A recent study spoke to me, both on a personal and professional level. The study demonstrated how teenagers would respond best to appeals to vanity and other short term outcomes including increased optimism. I have witnessed this firsthand in my practice as teenagers often want to achieve a more "ideal" physique. However, I am reluctant to encourage better eating as way to become more "attractive." That can become a slippery slope to disordered eating.
This study used daily text messages to prompt two groups of Italian students 14 to 19 years of age on the benefits of eating fruit and vegetables; one group was reminded about the appearance and attitude benefits; the other about the health benefits. The first group increased consumption of f&v to 5.5 servings/day, the second to 5.1; statistically meaningful differences as small as they seem. Long term health benefits provide little incentive for the majority of teens and certainly almost all children in the tweens or younger.
Nothing wrong with encouraging more f&v. But if you really want to help your teen (or anyone) achieve optimal appearance and attitude, other foods could actually exert stronger positive effects. Foods rich in protein, collagen, vitamin A, zinc, biotin, choline, iron, and vitamins B6 & B12 can help increase muscle mass, improve skin and reduce acne, help hair and nails grow shiny and strong, improve neurotransmitter balance in the brain - leading to a more positive outlook, and even enhance athletic performance if a teen is deficient or has marginal intakes. These foods would be mostly animal foods: whole eggs, red meat, full fat dairy, chicken with skin!, and the all important liver.

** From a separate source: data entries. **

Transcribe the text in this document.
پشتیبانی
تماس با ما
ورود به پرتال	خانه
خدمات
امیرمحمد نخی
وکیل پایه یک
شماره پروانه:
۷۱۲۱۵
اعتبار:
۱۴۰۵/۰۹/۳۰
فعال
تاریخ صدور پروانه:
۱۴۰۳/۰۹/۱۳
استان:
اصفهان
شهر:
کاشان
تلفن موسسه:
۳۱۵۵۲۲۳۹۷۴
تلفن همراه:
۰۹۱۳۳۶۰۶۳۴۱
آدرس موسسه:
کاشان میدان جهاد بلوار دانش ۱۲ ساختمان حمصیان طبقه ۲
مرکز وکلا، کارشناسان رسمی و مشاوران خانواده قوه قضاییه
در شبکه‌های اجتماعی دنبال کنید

Yeah - I know - your daughter wants to become a vegetarian or even a vegan, your son doesn't have time for breakfast so forget the eggs, and who eats liver anyway? I can help you overcome these challenges and help your teen understand how they can live up to their full potential, physically, mentally, and emotionally, by eating a diet that contains the full range of essential nutrients.
You may be surprised that making liver tasty is actually not that hard. Take liver (I get mine at Standard Foods in Raleigh), "marinate" overnight in buttermilk. When ready to cook, drain and dredge in seasoned flour (can be gluten free baking mix also). Cook 2 slices of bacon (I like Trader Joe's) per 4 oz serving of liver, remove from pan - pouring off and saving some of the bacon fat; then brown 1/2 medium sliced onion per serving and again remove from pan leaving some bacon fat behind. Cook liver at medium heat for 5-7 minutes per side, don't overcook or it will get tough. Serve topped with onions, bacon on the side, and lots of ketchup if needed!
You can also finely chop the liver (still half-frozen) and add about 1/4 lb to each 1 lb of ground meat in your meatloaf recipe, again with other seasonings to "disguise." Many moms have been "disguising" vegetables in recipes since Jessica Seinfeld popularized this technique. I preferred non-disclosure of egg yolks and liver when I could, and it usually was accepted. Whatever you do, just make sure if you have guests over that you let them know in case of food allergies.
Reporting on the study published in the British Journal of Health Psychology: Ann Lukits, Wall Street Journal, Tuesday August 16, 2016.